Читаем Улица Грановского, 2 полностью

И Голубкина – замкнутая по натуре, резкая до жестокости – в письмах к Сане была только исповедальна.

Кое-что я выписал из них для себя, для памяти.

Париж, 1898 год:

«Роден говорит, что я подвигаюсь, и непременно велит жить здесь… Знаешь ли, мне думается, что самое хорошее время будет, когда я буду зарабатывать деньги. Ах, здорово было бы!..»

Ее все время мучит мысль, что вынуждена она жить и учиться на средства родителей, крестьян, у которых каждая копейка – на счету… Я это читал, а сам вспоминал невольно, как Мария говорила когда-то: стыдно, мол, и ей бездельничать на даче отца. Не для сравненья.

Какие уж тут сравненья: Голубкина все время твердит о каторжном своем труде, иногда и сутками напролет, до беспамятства. Нервические ее припадки тогда и начались, в Париже.

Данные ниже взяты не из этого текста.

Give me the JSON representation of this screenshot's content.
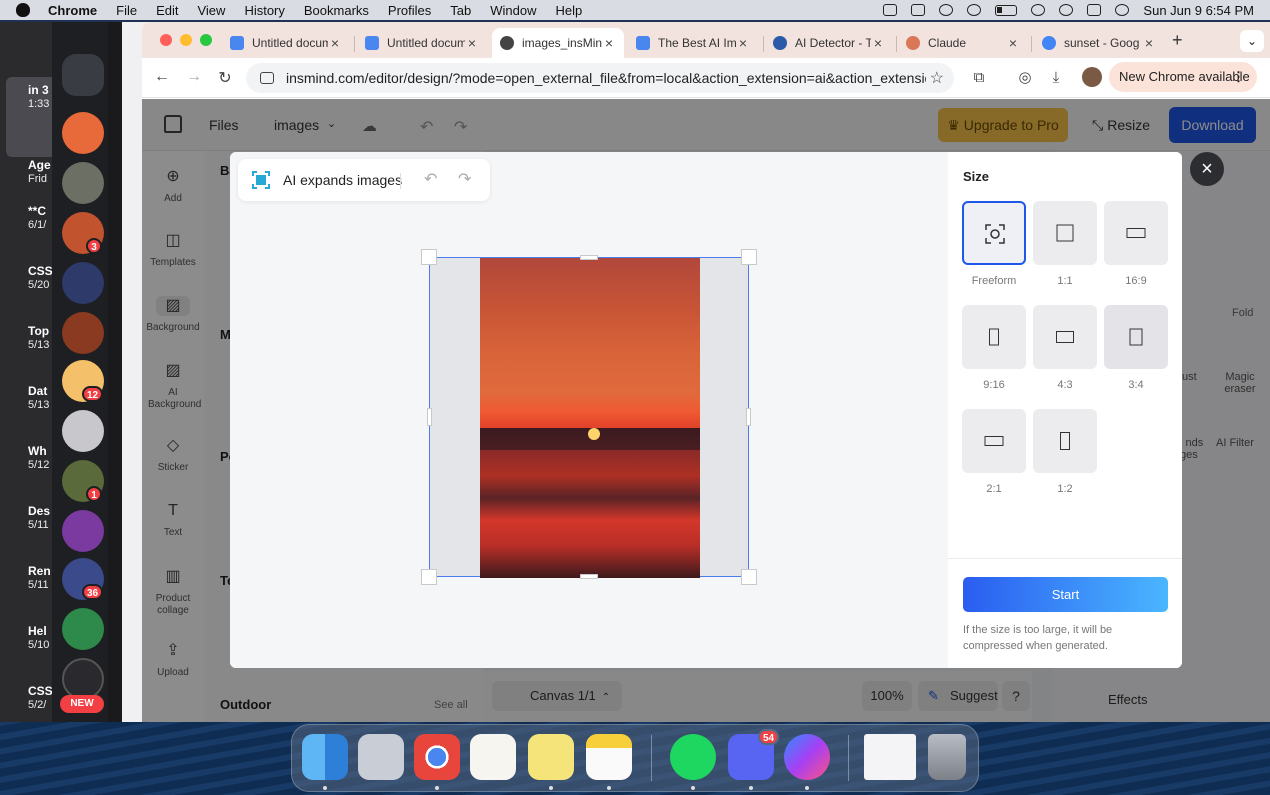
{
  "menubar": {
    "app": "Chrome",
    "items": [
      "File",
      "Edit",
      "View",
      "History",
      "Bookmarks",
      "Profiles",
      "Tab",
      "Window",
      "Help"
    ],
    "clock": "Sun Jun 9  6:54 PM"
  },
  "left_window": {
    "rows": [
      {
        "title": "in 3",
        "sub": "1:33"
      },
      {
        "title": "Age",
        "sub": "Frid"
      },
      {
        "title": "**C",
        "sub": "6/1/"
      },
      {
        "title": "CSS",
        "sub": "5/20"
      },
      {
        "title": "Top",
        "sub": "5/13"
      },
      {
        "title": "Dat",
        "sub": "5/13"
      },
      {
        "title": "Wh",
        "sub": "5/12"
      },
      {
        "title": "Des",
        "sub": "5/11"
      },
      {
        "title": "Ren",
        "sub": "5/11"
      },
      {
        "title": "Hel",
        "sub": "5/10"
      },
      {
        "title": "CSS",
        "sub": "5/2/"
      }
    ]
  },
  "discord": {
    "badges": [
      "3",
      "12",
      "1",
      "36"
    ],
    "new_label": "NEW"
  },
  "tabs": [
    {
      "label": "Untitled docum",
      "icon_color": "#4a86f0"
    },
    {
      "label": "Untitled docum",
      "icon_color": "#4a86f0"
    },
    {
      "label": "images_insMin",
      "icon_color": "#444444"
    },
    {
      "label": "The Best AI Ima",
      "icon_color": "#4a86f0"
    },
    {
      "label": "AI Detector - T",
      "icon_color": "#2a5aa8"
    },
    {
      "label": "Claude",
      "icon_color": "#d97757"
    },
    {
      "label": "sunset - Goog",
      "icon_color": "#4285f4"
    }
  ],
  "toolbar": {
    "url": "insmind.com/editor/design/?mode=open_external_file&from=local&action_extension=ai&action_extension_...",
    "new_chrome": "New Chrome available"
  },
  "app": {
    "files": "Files",
    "project": "images",
    "upgrade": "Upgrade to Pro",
    "resize": "Resize",
    "download": "Download",
    "sidebar": [
      {
        "label": "Add",
        "icon": "plus-circle-icon"
      },
      {
        "label": "Templates",
        "icon": "templates-icon"
      },
      {
        "label": "Background",
        "icon": "background-icon"
      },
      {
        "label": "AI Background",
        "icon": "ai-background-icon"
      },
      {
        "label": "Sticker",
        "icon": "sticker-icon"
      },
      {
        "label": "Text",
        "icon": "text-icon"
      },
      {
        "label": "Product collage",
        "icon": "collage-icon"
      },
      {
        "label": "Upload",
        "icon": "upload-icon"
      }
    ],
    "panel_headings": {
      "a": "Ba",
      "b": "M",
      "c": "Po",
      "d": "Te",
      "outdoor": "Outdoor",
      "see_all": "See all"
    },
    "canvas": "Canvas 1/1",
    "zoom": "100%",
    "suggest": "Suggest",
    "help": "?",
    "right": {
      "fold": "Fold",
      "tool1": "ust",
      "tool2": "Magic eraser",
      "tool3": "l nds ges",
      "tool4": "AI Filter",
      "effects": "Effects"
    }
  },
  "modal": {
    "title": "AI expands images",
    "size_label": "Size",
    "options": [
      {
        "label": "Freeform",
        "selected": true
      },
      {
        "label": "1:1"
      },
      {
        "label": "16:9"
      },
      {
        "label": "9:16"
      },
      {
        "label": "4:3"
      },
      {
        "label": "3:4"
      },
      {
        "label": "2:1"
      },
      {
        "label": "1:2"
      }
    ],
    "start": "Start",
    "note": "If the size is too large, it will be compressed when generated."
  },
  "dock": {
    "discord_badge": "54"
  }
}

Дальше в письме – о каком-то празднике речь, я не выписал, о каком именно:

«Ты, кажется, смеешься тому, что я сказала, что посмотрела бы на мужика. Понимаешь, тут это долгая история. Ведь как будто чуточку и стыдятся праздновать и не умеют, и хочется им все-таки, и совестно своего желания. А мужик-то намажет маслом голову и дегтем сапоги, наденет хрустящую рубашку, сложит громадные руки, не привыкшие к безделью, и сияет по чистой совести. Потому он верит, что праздник. А тут что уж это делают, ведь это играют в детскую игру. Это огорчение, а не праздник был…»

Другой листочек:

«Ты здраво идейный человек, а ведь здесь от легкой французской жизни даже наши русские делаются безначальными и легкомысленными. Тут удивительно легко живется нашим. Наши газеты, наши речи наполнены пожарами, неурожаями и всякой печальной всячиной, а здесь? Чудеса здесь, сразу и не расскажешь. Может, оно и более печально, чем наше. Кто знает. Когда приеду, я тебе много удивительного расскажу. Только тут легче жить народу, а надо помнить свое. Хоть я и помню и знаю, а все-таки еще крепче (а где тут ять? Посади, пожалуйста) надо помнить… Знаешь, здесь русские эмигранты – самые печальные и самые отчаянные в России – становятся такими сытыми буржуа… Положим, и сами французы примешивают много смеха к своим печалям…»

«Париж, 1898

…Как ты думаешь, ведь все равно добиться быть художником не хватит ни время, ни денег, давай решим начинать зимой работу в Москве для заработка, может, тогда всем получшает. Я иногда и очень часто чувствую себя скотиной, ограбившей всех. Пуще всего меня мучает совесть… как же вот осталась одна вечером, вот и думаю… до осени, думаю, не надо тут жить?»